Maybe it was easier to fill the accountant’s job back then since they had a few less columns to add and subtract.
In 1956, our State Highway Engineer was Earle V. Miller, who was the only Highways professional on a national six-person panel dealing with Urban Transportation. How did Idaho, where the most populated county (Ada) had less than 75,000 people at the time, make the urban transportation shortlist?
We opened a grand total of 33 construction bids that year statewide – roughly 5-6 per district. Today, we open bids on about 100 projects statewide each year. In fact, there are some months, during “peak” season, when it gets close to 30. Although ITD does try to limit bid openings to six per week.

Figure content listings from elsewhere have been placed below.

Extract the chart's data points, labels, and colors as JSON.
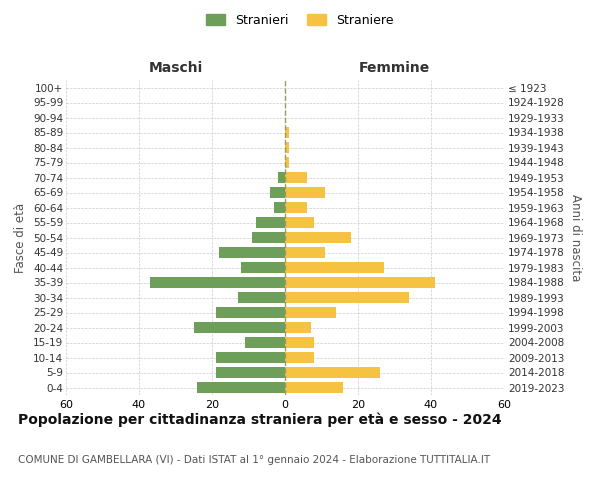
{
  "age_groups": [
    "0-4",
    "5-9",
    "10-14",
    "15-19",
    "20-24",
    "25-29",
    "30-34",
    "35-39",
    "40-44",
    "45-49",
    "50-54",
    "55-59",
    "60-64",
    "65-69",
    "70-74",
    "75-79",
    "80-84",
    "85-89",
    "90-94",
    "95-99",
    "100+"
  ],
  "birth_years": [
    "2019-2023",
    "2014-2018",
    "2009-2013",
    "2004-2008",
    "1999-2003",
    "1994-1998",
    "1989-1993",
    "1984-1988",
    "1979-1983",
    "1974-1978",
    "1969-1973",
    "1964-1968",
    "1959-1963",
    "1954-1958",
    "1949-1953",
    "1944-1948",
    "1939-1943",
    "1934-1938",
    "1929-1933",
    "1924-1928",
    "≤ 1923"
  ],
  "males": [
    24,
    19,
    19,
    11,
    25,
    19,
    13,
    37,
    12,
    18,
    9,
    8,
    3,
    4,
    2,
    0,
    0,
    0,
    0,
    0,
    0
  ],
  "females": [
    16,
    26,
    8,
    8,
    7,
    14,
    34,
    41,
    27,
    11,
    18,
    8,
    6,
    11,
    6,
    1,
    1,
    1,
    0,
    0,
    0
  ],
  "male_color": "#6d9e5a",
  "female_color": "#f5c242",
  "dashed_line_color": "#999966",
  "grid_color": "#cccccc",
  "background_color": "#ffffff",
  "title": "Popolazione per cittadinanza straniera per età e sesso - 2024",
  "subtitle": "COMUNE DI GAMBELLARA (VI) - Dati ISTAT al 1° gennaio 2024 - Elaborazione TUTTITALIA.IT",
  "header_left": "Maschi",
  "header_right": "Femmine",
  "ylabel_left": "Fasce di età",
  "ylabel_right": "Anni di nascita",
  "legend_males": "Stranieri",
  "legend_females": "Straniere",
  "xlim": 60,
  "bar_height": 0.78
}
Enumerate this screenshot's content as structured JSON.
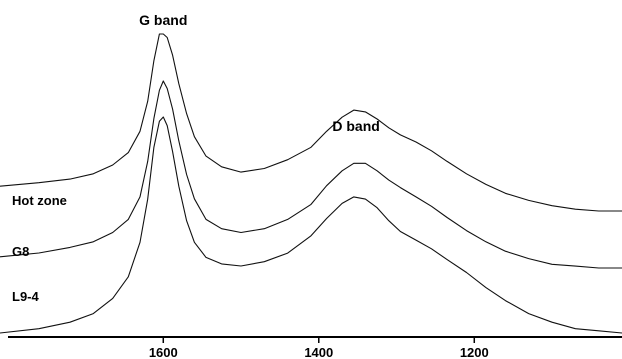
{
  "chart_data": {
    "type": "line",
    "title": "",
    "xlabel": "",
    "ylabel": "",
    "x_reversed": true,
    "xlim": [
      1810,
      1010
    ],
    "x_ticks": [
      1600,
      1400,
      1200
    ],
    "y_axis_shown": false,
    "grid": false,
    "annotations": [
      {
        "text": "G band",
        "x": 1600
      },
      {
        "text": "D band",
        "x": 1352
      }
    ],
    "series": [
      {
        "name": "Hot zone",
        "x": [
          1810,
          1760,
          1720,
          1690,
          1665,
          1645,
          1630,
          1620,
          1612,
          1605,
          1600,
          1595,
          1588,
          1580,
          1570,
          1560,
          1545,
          1525,
          1500,
          1470,
          1440,
          1410,
          1390,
          1370,
          1355,
          1340,
          1325,
          1310,
          1295,
          1275,
          1255,
          1235,
          1210,
          1185,
          1160,
          1130,
          1100,
          1070,
          1040,
          1010
        ],
        "y": [
          0.14,
          0.16,
          0.18,
          0.21,
          0.26,
          0.33,
          0.45,
          0.62,
          0.85,
          1.0,
          1.0,
          0.98,
          0.88,
          0.72,
          0.55,
          0.42,
          0.31,
          0.25,
          0.22,
          0.24,
          0.29,
          0.36,
          0.45,
          0.53,
          0.57,
          0.56,
          0.52,
          0.47,
          0.43,
          0.39,
          0.34,
          0.28,
          0.21,
          0.15,
          0.1,
          0.06,
          0.03,
          0.01,
          0.0,
          0.0
        ]
      },
      {
        "name": "G8",
        "x": [
          1810,
          1760,
          1720,
          1690,
          1665,
          1645,
          1630,
          1620,
          1612,
          1605,
          1600,
          1595,
          1588,
          1580,
          1570,
          1560,
          1545,
          1525,
          1500,
          1470,
          1440,
          1410,
          1390,
          1370,
          1355,
          1340,
          1325,
          1310,
          1295,
          1275,
          1255,
          1235,
          1210,
          1185,
          1160,
          1130,
          1100,
          1070,
          1040,
          1010
        ],
        "y": [
          0.06,
          0.08,
          0.11,
          0.14,
          0.19,
          0.26,
          0.38,
          0.57,
          0.8,
          0.95,
          1.0,
          0.96,
          0.85,
          0.68,
          0.5,
          0.37,
          0.26,
          0.21,
          0.19,
          0.21,
          0.26,
          0.34,
          0.44,
          0.52,
          0.56,
          0.56,
          0.52,
          0.47,
          0.43,
          0.38,
          0.33,
          0.27,
          0.2,
          0.14,
          0.09,
          0.05,
          0.02,
          0.01,
          0.0,
          0.0
        ]
      },
      {
        "name": "L9-4",
        "x": [
          1810,
          1760,
          1720,
          1690,
          1665,
          1645,
          1630,
          1620,
          1612,
          1605,
          1600,
          1595,
          1588,
          1580,
          1570,
          1560,
          1545,
          1525,
          1500,
          1470,
          1440,
          1410,
          1390,
          1370,
          1355,
          1340,
          1325,
          1310,
          1295,
          1275,
          1255,
          1235,
          1210,
          1185,
          1160,
          1130,
          1100,
          1070,
          1040,
          1010
        ],
        "y": [
          0.0,
          0.02,
          0.05,
          0.09,
          0.16,
          0.26,
          0.42,
          0.62,
          0.86,
          0.98,
          1.0,
          0.96,
          0.84,
          0.68,
          0.52,
          0.42,
          0.35,
          0.32,
          0.31,
          0.33,
          0.37,
          0.45,
          0.53,
          0.6,
          0.63,
          0.62,
          0.58,
          0.52,
          0.47,
          0.43,
          0.39,
          0.34,
          0.28,
          0.21,
          0.15,
          0.09,
          0.05,
          0.02,
          0.01,
          0.0
        ]
      }
    ]
  }
}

In 1920, there were 8.6 people in Idaho per motor vehicle. By 1955, that ratio was 2:1. In 2018, that ratio is basically 1:1. That's 1.6 million vehicles on Gem State roads.
I also found some social commentary - you may find that some of this still holds true today:
Definition of the month
Flirtation: attention without intention.
The biggest menaces on the road are driving under 21 going over 65, and drivers over 65 going under 21.
Voice on Phone: “How do you feel this morning?”
Voice on Other End: “Just fine.”
First Voice: “I must have the wrong number.”
“Gee, old man, I’m sorry your wife eloped with the chauffer.”
“So what?” said the old man, “I can learn to drive.”
On the first day of school, the teacher explained that if anyone had to go to the bathroom, they should hold up two fingers.
Confused, a little boy asked “Why? How will that help?”
The average number of times a man says “no” to temptation is once weakly.